ROBERT LORY

 

 

DIE TEUFLISCHEN

SCHWESTERN

- 13 SHADOWS, Band 9 -

 

 

 

Horror-Roman

 

 

 

 

 

 

Apex-Verlag

Inhaltsverzeichnis

Das Buch 

 

DIE TEUFLISCHEN SCHWESTERN 

Prolog 

Band 1, Spur 1 

Band 1, Spur 2 

Band 2, Spur 1 

Band 2, Spur 2 

Band 3, Spur 1 

Band 3, Spur 2 

Band 4, Spur 1 

Band 4, Spur 2 

Band 5, Spur 2 

Band 6, Spur 1 

Band 6, Spur 2 

Band 7, Spur 1 

 

Das Buch

 

Auf den ersten Blick sieht es aus wie Routinefall: Privatdetektiv Walter Urban soll herausfinden, ob Mara Kent von ihrem Mann betrogen wird. Als Urban die Wahrheit erkennt, ist er bestürzt, denn es gibt tatsächlich eine Rivalin – und sie gleicht Mara Kent aufs Haar.

Der Fall nimmt eine unerwartete Wendung, als Mara Kents Mann und ihr Chauffeur ermordet werden. Aus ihren Gesichtern spricht nacktes Entsetzen. Welche Höllenvision haben sie gesehen, bevor sie eines grauenvollen Todes starben?

 

DIE TEUFLISCHEN SCHWESTERN kombiniert Elemente des Crime-Noir-Romans mit denen der Science-Fiction- und der Horror-Literatur und erscheint als neunter Band der Horror-Reihe 13 SHADOWS aus dem Apex-Verlag, die ganz in der Tradition legendärer Heftroman-Reihen wie GESPENSTERKRIMI und VAMPIR-HORROR-ROMAN steht. 

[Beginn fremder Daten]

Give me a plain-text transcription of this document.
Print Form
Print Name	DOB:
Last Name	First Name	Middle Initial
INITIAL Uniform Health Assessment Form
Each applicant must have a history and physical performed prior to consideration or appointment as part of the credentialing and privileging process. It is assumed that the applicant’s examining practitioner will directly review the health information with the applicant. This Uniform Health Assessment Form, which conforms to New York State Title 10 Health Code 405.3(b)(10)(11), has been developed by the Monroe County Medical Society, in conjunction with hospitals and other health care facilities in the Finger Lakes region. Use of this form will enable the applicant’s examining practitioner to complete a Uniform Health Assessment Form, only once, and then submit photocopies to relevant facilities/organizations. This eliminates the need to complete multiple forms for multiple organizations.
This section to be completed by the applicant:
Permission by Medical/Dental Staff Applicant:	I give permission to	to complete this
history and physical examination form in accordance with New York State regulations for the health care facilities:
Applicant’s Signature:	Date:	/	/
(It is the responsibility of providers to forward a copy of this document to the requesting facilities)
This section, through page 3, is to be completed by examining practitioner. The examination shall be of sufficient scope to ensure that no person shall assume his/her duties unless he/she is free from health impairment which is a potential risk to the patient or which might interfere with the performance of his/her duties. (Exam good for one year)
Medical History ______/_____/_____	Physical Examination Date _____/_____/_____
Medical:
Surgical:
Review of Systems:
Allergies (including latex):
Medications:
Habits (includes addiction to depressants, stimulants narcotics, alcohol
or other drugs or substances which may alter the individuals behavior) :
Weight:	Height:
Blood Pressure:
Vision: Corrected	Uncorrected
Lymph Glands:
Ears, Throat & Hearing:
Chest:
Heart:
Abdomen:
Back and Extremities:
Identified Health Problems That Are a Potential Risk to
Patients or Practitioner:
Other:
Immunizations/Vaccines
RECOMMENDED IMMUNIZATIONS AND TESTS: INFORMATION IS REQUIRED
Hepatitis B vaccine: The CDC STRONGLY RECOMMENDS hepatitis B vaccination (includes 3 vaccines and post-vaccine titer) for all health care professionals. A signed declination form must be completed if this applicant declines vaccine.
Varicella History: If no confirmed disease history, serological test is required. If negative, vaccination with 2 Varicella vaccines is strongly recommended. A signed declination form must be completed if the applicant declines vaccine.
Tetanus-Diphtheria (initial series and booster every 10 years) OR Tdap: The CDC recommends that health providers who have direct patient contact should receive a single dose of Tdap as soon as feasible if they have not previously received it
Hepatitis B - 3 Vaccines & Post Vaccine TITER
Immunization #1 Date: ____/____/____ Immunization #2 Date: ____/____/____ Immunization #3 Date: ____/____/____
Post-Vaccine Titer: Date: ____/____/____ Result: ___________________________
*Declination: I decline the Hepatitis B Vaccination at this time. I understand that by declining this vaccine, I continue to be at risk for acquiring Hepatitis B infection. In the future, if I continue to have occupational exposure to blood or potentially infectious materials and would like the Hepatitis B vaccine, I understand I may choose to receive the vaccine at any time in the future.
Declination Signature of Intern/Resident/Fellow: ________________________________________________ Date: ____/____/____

DIE TEUFLISCHEN SCHWESTERN

 

 

»Mischt, ihr alle, mischt am Schwalle! 

Feuer, brenn, und Kessel, walle!«

 

- Shakespeare: Macbeth

 

 

 

 

 

  Prolog

 

 

Die Sterne kreischten im Wahnsinn. Sie stöhnten in dumpfem Schmerz. Sie verlachten ihr Schicksal, vorbestimmt seit unzähligen Äonen, in unermesslich ferner Vergangenheit. Und doch, während diese Laute einer rätselhaften Hysterie an den Firmamenten widerhallten, beobachteten sie - blickten in die Tiefe der Leere, die dennoch kein Nichts war, sondern eine dichte, wirbelnde, von Geschöpfen wimmelnde Masse aus Farben, dem Sehvermögen eines jeden organischen Auges unzugänglich. Sie sahen zu, während er weit unter ihnen im Innern jenes düsteren, feuchten, unüberdachten Bauwerks aus vorzeitlichem Moder ihrem Irrsinn lauschte.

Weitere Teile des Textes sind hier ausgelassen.